Se inoltre il 2015 aveva caratteristiche vaghe, un contesto futuristico, il passato di Ivo al contrario ripercorre la Storia d'Italia. Un contesto a noi familiare, che viene però riletto con una nuova chiave da Pecoraro.
Queste immersioni nel passato - alcune rappresentano dei perfetti racconti autoconclusivi - danno una giustificazione al cinismo dell’attuale Brandani. Il suo vissuto è segnato dall’inadeguatezza e dai fallimenti. La vita lo ha attraversato, e lui l’ha subita. 

EFFETTO CORIOLIS: ogni traiettoria subisce una curvatura, talvolta fino ad avvitarsi su se stessa...Non sei mai dove avresti voluto essere, non arrivi mai nel punto dove hai messo la prua, ma sempre da qualche altra parte e ti dice bene se riesci a finire nei pressi del tuo obiettivo...Io, ammesso che avessi un obiettivo, non solo l'ho mancato in pieno, ma da qui nemmeno lo vedo più

La vita di Ivo scorre in tempo di Pace ma in realtà è un susseguirsi di conflitti meschini da cui uscirà sempre sconfitto. 
Il conflitto Originario è quello con il Padre, figura ostile e fascista, fedele a due unici Valori: Coraggio e Orgoglio. Due qualità che sfortunatamente Ivo sembra non avere. Padre costruisce per lui un mondo non-alla sua altezza, di fatto castrandolo e rendendolo un inadeguato-a-vita. Ivo così chiuso nel suo invernale voler restar dentro è spinto a forza fuori. Un fuori barbarico e primitivo: il mondo dei ragazzini, in cui si riproducono le dinamiche sociali della prevaricazione e della violenza. Ivo è persino una pippa a giocare a calcio, qualità invalidante. Nonostante il dopoguerra, il boom economico e l’ottimismo degli anni Cinquanta, il microcosmo della Città di Dio nasconde una realtà vile e brutale.  La lotta sociale è spietata, l’unico modo per galleggiare è menare. Farsi riconoscere come uno che mena garantisce lo status di dominante
La giovinezza di Ivo squarcia subito qualsiasi illusione. Il grande Male della Pace è la lotta per emergere, per imporsi sugli altri. Un conflitto eterno. Il Tempo di pace è la lotta di tutti contro tutti, la violenza è del tutto privata, egoistica. Non c’è una guerra - e quindi una violenza imposta, obbligata - che ti costringa a definirti secondo valori civili condivisi come quelli di Patria o che ti spinga a fare i conti con la sopravvivenza, con la parte più intima di te stesso. L’alternativa vertiginosa tra vita o morte non esiste nel tempo di Pace. La Pace ti cuoce lentamente ti culla con antidepressivi, ansiolitici e ti confonde, ti istupidisce, ti isola. 

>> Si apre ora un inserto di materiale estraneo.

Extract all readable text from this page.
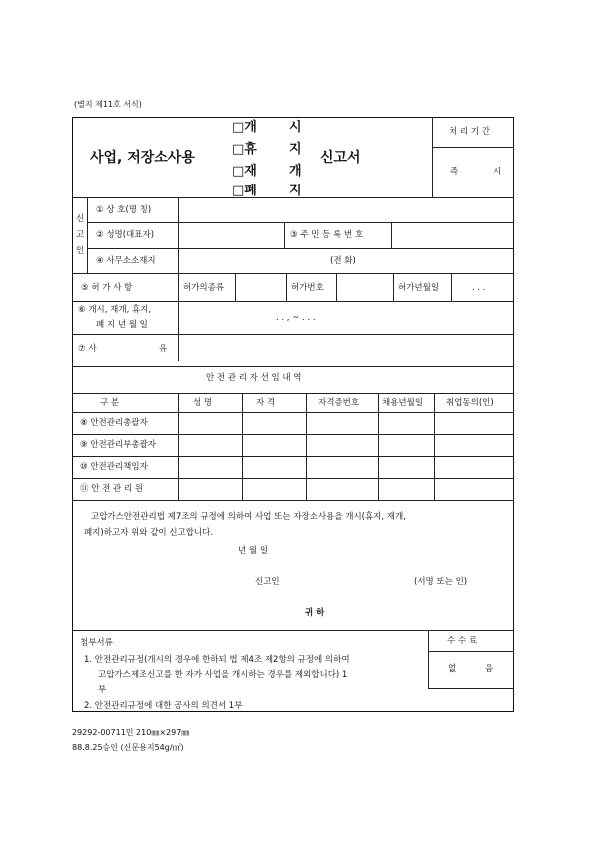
(별지 제11호 서식)
사업, 저장소사용
□개 시
□휴 지
□재 개
□폐 지
신고서
처 리 기 간
즉	시
신
고
인
① 상 호(명 칭)
② 성명(대표자)	③ 주 민 등 록 번 호
④ 사무소소재지	(전 화)
⑤ 허 가 사 항	허가의종류	허가번호	허가년월일	. . .
⑥ 개시, 재개, 휴지,
폐 지 년 월 일
. . , ~ . . .
⑦ 사	유
안 전 관 리 자 선 임 내 역
구 분	성 명	자 격	자격증번호	채용년월일	취업동의(인)
⑧ 안전관리총괄자
⑨ 안전관리부총괄자
⑩ 안전관리책임자
⑪ 안 전 관 리 원
고압가스안전관리법 제7조의 규정에 의하여 사업 또는 자장소사용을 개시(휴지, 재개,
폐지)하고자 위와 같이 신고합니다.
년 월 일
신고인	(서명 또는 인)
귀 하
첨부서류
1. 안전관리규정(개시의 경우에 한하되 법 제4조 제2항의 규정에 의하여
고압가스제조신고를 한 자가 사업을 개시하는 경우를 제외합니다) 1
부
2. 안전관리규정에 대한 공사의 의견서 1부
수 수 료
없	음
29292-00711민 210㎜×297㎜
88.8.25승인 (신문용지54g/㎡)
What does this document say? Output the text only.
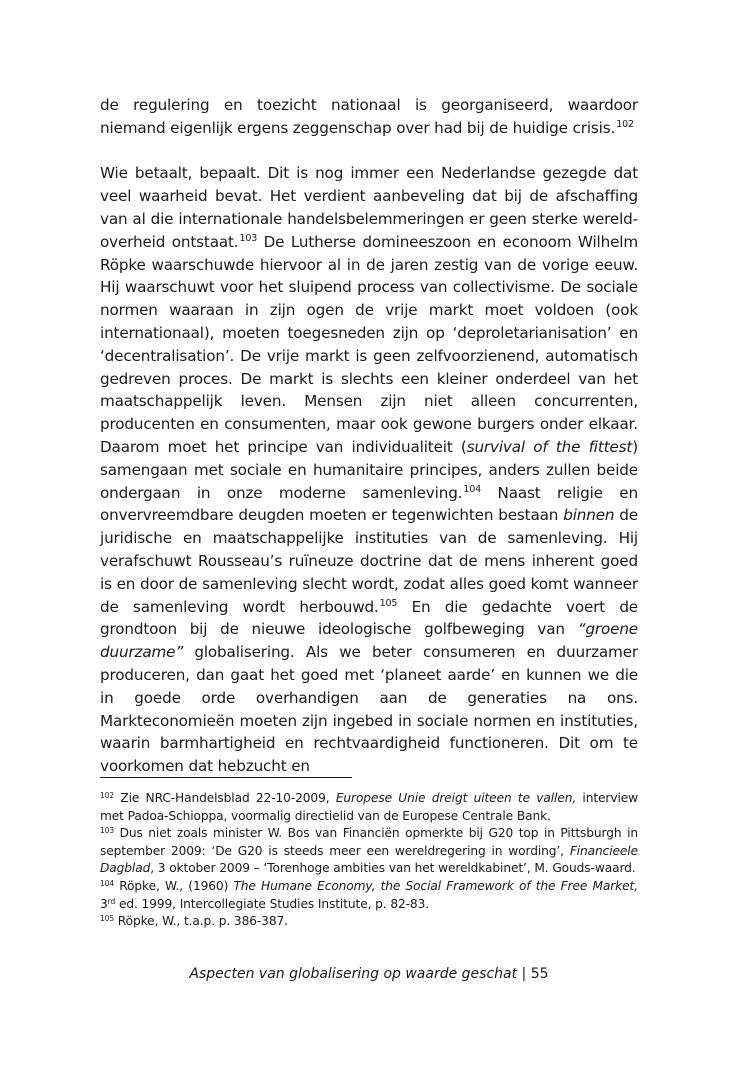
de regulering en toezicht nationaal is georganiseerd, waardoor niemand eigenlijk ergens zeggenschap over had bij de huidige crisis.$^{102}$

Wie betaalt, bepaalt. Dit is nog immer een Nederlandse gezegde dat veel waarheid bevat. Het verdient aanbeveling dat bij de afschaffing van al die internationale handelsbelemmeringen er geen sterke wereld-overheid ontstaat.$^{103}$ De Lutherse domineeszoon en econoom Wilhelm Röpke waarschuwde hiervoor al in de jaren zestig van de vorige eeuw. Hij waarschuwt voor het sluipend process van collectivisme. De sociale normen waaraan in zijn ogen de vrije markt moet voldoen (ook internationaal), moeten toegesneden zijn op ‘deproletarianisation’ en ‘decentralisation’. De vrije markt is geen zelfvoorzienend, automatisch gedreven proces. De markt is slechts een kleiner onderdeel van het maatschappelijk leven. Mensen zijn niet alleen concurrenten, producenten en consumenten, maar ook gewone burgers onder elkaar. Daarom moet het principe van individualiteit (survival of the fittest) samengaan met sociale en humanitaire principes, anders zullen beide ondergaan in onze moderne samenleving.$^{104}$ Naast religie en onvervreemdbare deugden moeten er tegenwichten bestaan binnen de juridische en maatschappelijke instituties van de samenleving. Hij verafschuwt Rousseau’s ruïneuze doctrine dat de mens inherent goed is en door de samenleving slecht wordt, zodat alles goed komt wanneer de samenleving wordt herbouwd.$^{105}$ En die gedachte voert de grondtoon bij de nieuwe ideologische golfbeweging van “groene duurzame” globalisering. Als we beter consumeren en duurzamer produceren, dan gaat het goed met ‘planeet aarde’ en kunnen we die in goede orde overhandigen aan de generaties na ons. Markteconomieën moeten zijn ingebed in sociale normen en instituties, waarin barmhartigheid en rechtvaardigheid functioneren. Dit om te voorkomen dat hebzucht en

$^{102}$ Zie NRC-Handelsblad 22-10-2009, Europese Unie dreigt uiteen te vallen, interview met Padoa-Schioppa, voormalig directielid van de Europese Centrale Bank.

$^{103}$ Dus niet zoals minister W. Bos van Financiën opmerkte bij G20 top in Pittsburgh in september 2009: ‘De G20 is steeds meer een wereldregering in wording’, Financieele Dagblad, 3 oktober 2009 – ‘Torenhoge ambities van het wereldkabinet’, M. Gouds-waard.

$^{104}$ Röpke, W., (1960) The Humane Economy, the Social Framework of the Free Market, 3rd ed. 1999, Intercollegiate Studies Institute, p. 82-83.

$^{105}$ Röpke, W., t.a.p. p. 386-387.

Aspecten van globalisering op waarde geschat | 55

In questo caos in cui Ivo fatica ad imporre la sua individualità (se lo ripete sempre:Brandani tu non sei un combattente, non sei un competitore…) il protagonista cerca un ordine alternativo alla crudeltà del comandamento homo homini lupus. Tenta con la rigidità del Pensiero: si iscrive alla facoltà di Filosofia. è coinvolto nelle lotte del 68’ e gli basta poco per capire che qualsiasi gruppo -persino quelli che propugnano idee di uguaglianza e di fraternità - nascondono la stessa ossatura, naturale negli uomini,  gli stessi meccanismi di dominanza e sottomissione, lo stesso gregarismo. 
E d’altronde Ivo capisce di essere inadatto alla lotta politica, qualsiasi scenario di battaglia lo atterrisce. 

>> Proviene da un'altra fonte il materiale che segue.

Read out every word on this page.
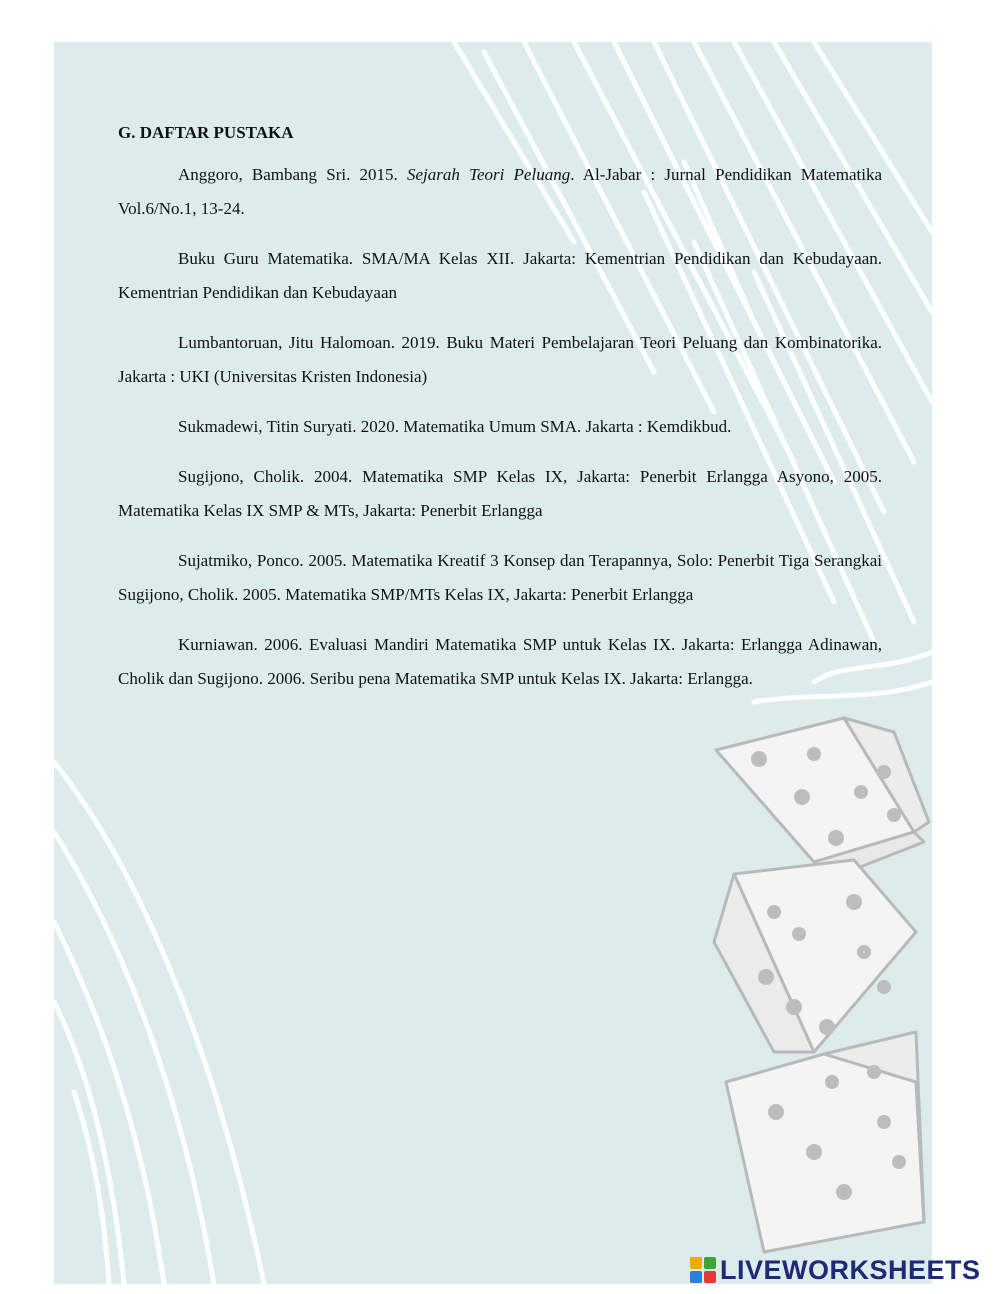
G. DAFTAR PUSTAKA

Anggoro, Bambang Sri. 2015. Sejarah Teori Peluang. Al-Jabar : Jurnal Pendidikan Matematika Vol.6/No.1, 13-24.

Buku Guru Matematika. SMA/MA Kelas XII. Jakarta: Kementrian Pendidikan dan Kebudayaan. Kementrian Pendidikan dan Kebudayaan

Lumbantoruan, Jitu Halomoan. 2019. Buku Materi Pembelajaran Teori Peluang dan Kombinatorika. Jakarta : UKI (Universitas Kristen Indonesia)

Sukmadewi, Titin Suryati. 2020. Matematika Umum SMA. Jakarta : Kemdikbud.

Sugijono, Cholik. 2004. Matematika SMP Kelas IX, Jakarta: Penerbit Erlangga Asyono, 2005. Matematika Kelas IX SMP & MTs, Jakarta: Penerbit Erlangga

Sujatmiko, Ponco. 2005. Matematika Kreatif 3 Konsep dan Terapannya, Solo: Penerbit Tiga Serangkai Sugijono, Cholik. 2005. Matematika SMP/MTs Kelas IX, Jakarta: Penerbit Erlangga

Kurniawan. 2006. Evaluasi Mandiri Matematika SMP untuk Kelas IX. Jakarta: Erlangga Adinawan, Cholik dan Sugijono. 2006. Seribu pena Matematika SMP untuk Kelas IX. Jakarta: Erlangga.

LIVEWORKSHEETS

Sono un non-eroe, un non-coraggioso, un non-dominante, uno che non ci crede, che non crede a niente, che non ha mai creduto a niente…sono uno-che-molla, uno che per lui niente conta, se non restare in vita nelle migliori condizioni possibili    
Durante un viaggio in Inghilterra, si trova davanti al Firth of Fourt Bridge. Ha un’illuminazione. 
Se la Natura lo ha tradito, se è inadatto a qualsiasi contesto di selezione naturale - e quindi inevitabilmente di prevaricazione fascista e violenta - allora, la Scienza, la costruzione, possono essere usate contro la Natura. La filosofia non aveva portato ordine, non aveva dato un Senso ma soprattutto non aveva dato un risultato visibile. La Scienza, al contrario, opponendosi ai diktat naturali permette di unire ciò che è separato, può creare dei ponti.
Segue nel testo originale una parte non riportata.